Cussing out fans and getting short with the media when the Michael Vick questions start coming isn’t a good look for Jets second-year quarterback Geno Smith. It can’t be easy to be on the receiving end of the heat he’s getting, but Smith is only making his job more difficult by letting everyone see him sweat. And the temperature will again be rising as the Jets head for Southern California and a showdown with the red-hot Chargers. Nobody is playing better at quarterback than San Diego’s Philip Rivers, who is carrying the Chargers offense on his shoulders. San Diego has the league’s worst run game (a 2.4 yard average rush), but you wouldn’t know it thanks to Rivers sensational passing stats. Former Chargers offensive coordinator Ken Whisenhunt left for the Tennessee head coaching job this year, but Rivers and new San Diego OC Frank Reich haven’t missed a beat.

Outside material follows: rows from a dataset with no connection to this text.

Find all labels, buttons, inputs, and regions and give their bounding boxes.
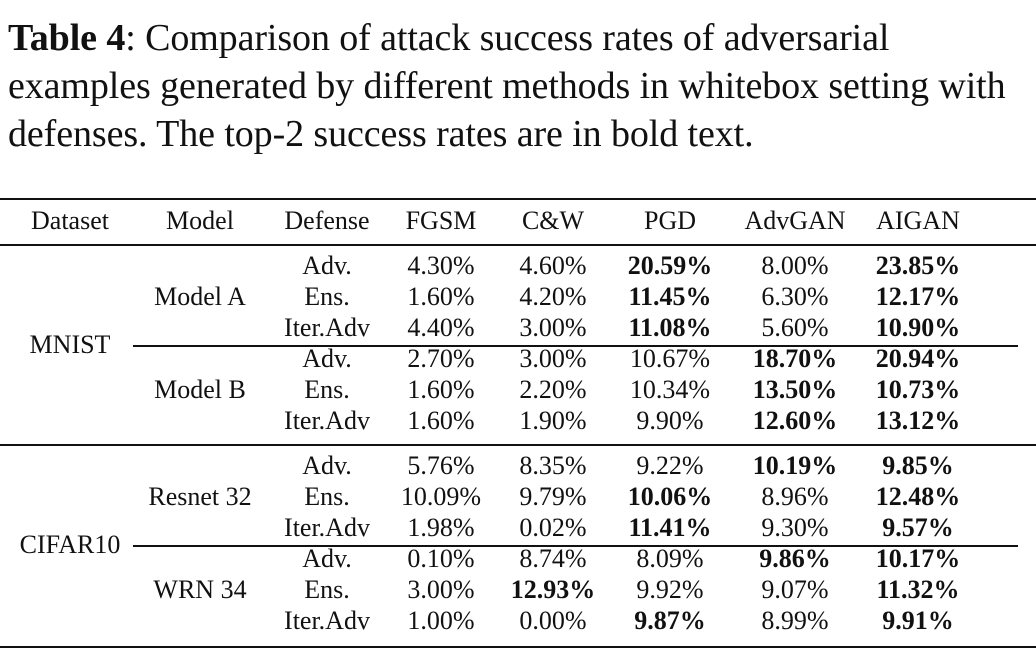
value-cell: 9.79% — [519, 482, 587, 511]
value-cell: 5.60% — [761, 313, 829, 342]
model-separator-rule — [133, 545, 1018, 547]
value-cell: 8.00% — [761, 251, 829, 280]
column-header: C&W — [521, 206, 585, 235]
value-cell: 1.90% — [519, 406, 587, 435]
value-cell: 18.70% — [752, 344, 838, 373]
defense-cell: Iter.Adv — [284, 513, 370, 542]
dataset-cell: CIFAR10 — [19, 529, 121, 559]
value-cell: 13.12% — [875, 406, 961, 435]
value-cell: 10.06% — [627, 482, 713, 511]
value-cell: 8.74% — [519, 544, 587, 573]
model-cell: Model A — [154, 282, 246, 311]
defense-cell: Ens. — [304, 482, 350, 511]
column-header: AdvGAN — [744, 206, 846, 235]
value-cell: 10.90% — [875, 313, 961, 342]
defense-cell: Iter.Adv — [284, 406, 370, 435]
value-cell: 9.30% — [761, 513, 829, 542]
value-cell: 8.96% — [761, 482, 829, 511]
value-cell: 11.45% — [628, 282, 712, 311]
value-cell: 3.00% — [519, 344, 587, 373]
defense-cell: Ens. — [304, 375, 350, 404]
value-cell: 10.17% — [875, 544, 961, 573]
model-cell: Resnet 32 — [148, 482, 252, 511]
dataset-separator-rule — [0, 444, 1036, 446]
model-cell: Model B — [154, 375, 246, 404]
value-cell: 12.93% — [510, 575, 596, 604]
value-cell: 6.30% — [761, 282, 829, 311]
column-header: Model — [166, 206, 234, 235]
value-cell: 10.09% — [400, 482, 482, 511]
value-cell: 3.00% — [407, 575, 475, 604]
value-cell: 1.00% — [407, 606, 475, 635]
value-cell: 0.10% — [407, 544, 475, 573]
value-cell: 9.57% — [882, 513, 954, 542]
dataset-cell: MNIST — [29, 329, 111, 359]
value-cell: 20.59% — [627, 251, 713, 280]
value-cell: 9.07% — [761, 575, 829, 604]
value-cell: 0.00% — [519, 606, 587, 635]
value-cell: 12.17% — [875, 282, 961, 311]
value-cell: 10.19% — [752, 451, 838, 480]
value-cell: 12.60% — [752, 406, 838, 435]
value-cell: 9.92% — [636, 575, 704, 604]
defense-cell: Ens. — [304, 282, 350, 311]
value-cell: 4.60% — [519, 251, 587, 280]
value-cell: 2.70% — [407, 344, 475, 373]
defense-cell: Adv. — [302, 544, 352, 573]
value-cell: 1.60% — [407, 282, 475, 311]
value-cell: 4.30% — [407, 251, 475, 280]
value-cell: 1.60% — [407, 375, 475, 404]
column-header: Dataset — [31, 206, 109, 235]
value-cell: 8.99% — [761, 606, 829, 635]
defense-cell: Iter.Adv — [284, 313, 370, 342]
value-cell: 11.41% — [628, 513, 712, 542]
caption-text: : Comparison of attack success rates of … — [8, 17, 1006, 155]
value-cell: 10.67% — [629, 344, 711, 373]
value-cell: 5.76% — [407, 451, 475, 480]
defense-cell: Adv. — [302, 451, 352, 480]
model-cell: WRN 34 — [153, 575, 247, 604]
value-cell: 4.40% — [407, 313, 475, 342]
value-cell: 9.85% — [882, 451, 954, 480]
table-caption: Table 4: Comparison of attack success ra… — [8, 14, 1023, 158]
value-cell: 12.48% — [875, 482, 961, 511]
value-cell: 20.94% — [875, 344, 961, 373]
defense-cell: Adv. — [302, 251, 352, 280]
value-cell: 13.50% — [752, 375, 838, 404]
defense-cell: Ens. — [304, 575, 350, 604]
value-cell: 2.20% — [519, 375, 587, 404]
value-cell: 11.32% — [876, 575, 960, 604]
value-cell: 9.91% — [882, 606, 954, 635]
header-rule — [0, 244, 1036, 246]
defense-cell: Adv. — [302, 344, 352, 373]
value-cell: 8.09% — [636, 544, 704, 573]
value-cell: 8.35% — [519, 451, 587, 480]
value-cell: 9.86% — [759, 544, 831, 573]
value-cell: 23.85% — [875, 251, 961, 280]
value-cell: 3.00% — [519, 313, 587, 342]
value-cell: 1.98% — [407, 513, 475, 542]
value-cell: 9.87% — [634, 606, 706, 635]
value-cell: 9.22% — [636, 451, 704, 480]
table-top-rule — [0, 198, 1036, 200]
value-cell: 11.08% — [628, 313, 712, 342]
column-header: PGD — [643, 206, 697, 235]
model-separator-rule — [133, 345, 1018, 347]
value-cell: 1.60% — [407, 406, 475, 435]
column-header: Defense — [284, 206, 370, 235]
value-cell: 9.90% — [636, 406, 704, 435]
table-bottom-rule — [0, 646, 1036, 648]
value-cell: 0.02% — [519, 513, 587, 542]
defense-cell: Iter.Adv — [284, 606, 370, 635]
value-cell: 10.73% — [875, 375, 961, 404]
caption-label: Table 4 — [8, 17, 126, 59]
value-cell: 10.34% — [629, 375, 711, 404]
column-header: AIGAN — [876, 206, 960, 235]
value-cell: 4.20% — [519, 282, 587, 311]
column-header: FGSM — [405, 206, 477, 235]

I fully acknowledge there’s no logical explanation for picking the Patriots to win this game. No one in the NFL is playing better football than Cincinnati at the moment. The well-balanced Bengals are rested and coming off their bye. New England has had a short week and suffered its worst beating in nine years in that debacle at Kansas City Monday night. The Patriots offense is completely out of sync and looks overmatched on multiple fronts. Cincinnati has been offensively efficient and innovative with new offensive coordinator Hue Jackson, and the Bengals are staying on the attack and dictating to opposing defenses. But isn’t it all set up for the Patriots to summon their pride and somehow find their footing when everyone is ready to finally declare the dynasty undeniably dead? That’s what I keep thinking, anyway. With Arizona losing earlier in the day in Denver, the Patriots -- of all teams -- will do the 1972 Dolphins a favor by letting them pop the corks on some late-night champagne as the league’s last unbeaten team in 2014 goes down to defeat.
Monday, Oct. 6
Can we stop with the fairly laughable premise that Seattle’s suffocating pass defense has been "exposed," now that San Diego’s Philip Rivers threw to Richard Sherman’s side of the field, and Peyton Manning executed an overtime-inducing final-minute touchdown drive against the Seahawks? Rivers and Manning are the key words in that sentence, and it’s no real embarrassment to give ground to those two veteran quarterbacks. One is playing like this year’s early MVP front-runner, and the other won the award last year. If Washington’s Kirk Cousins carves up Seattle’s pass defense, we can revisit the issue. The last time the Seahawks were at FedEx Field, for that 2012 first-round playoff game, the landscape in Washington changed dramatically with Robert Griffin III’s devastating knee injury. And the reverberations of that day are still being felt in D.C.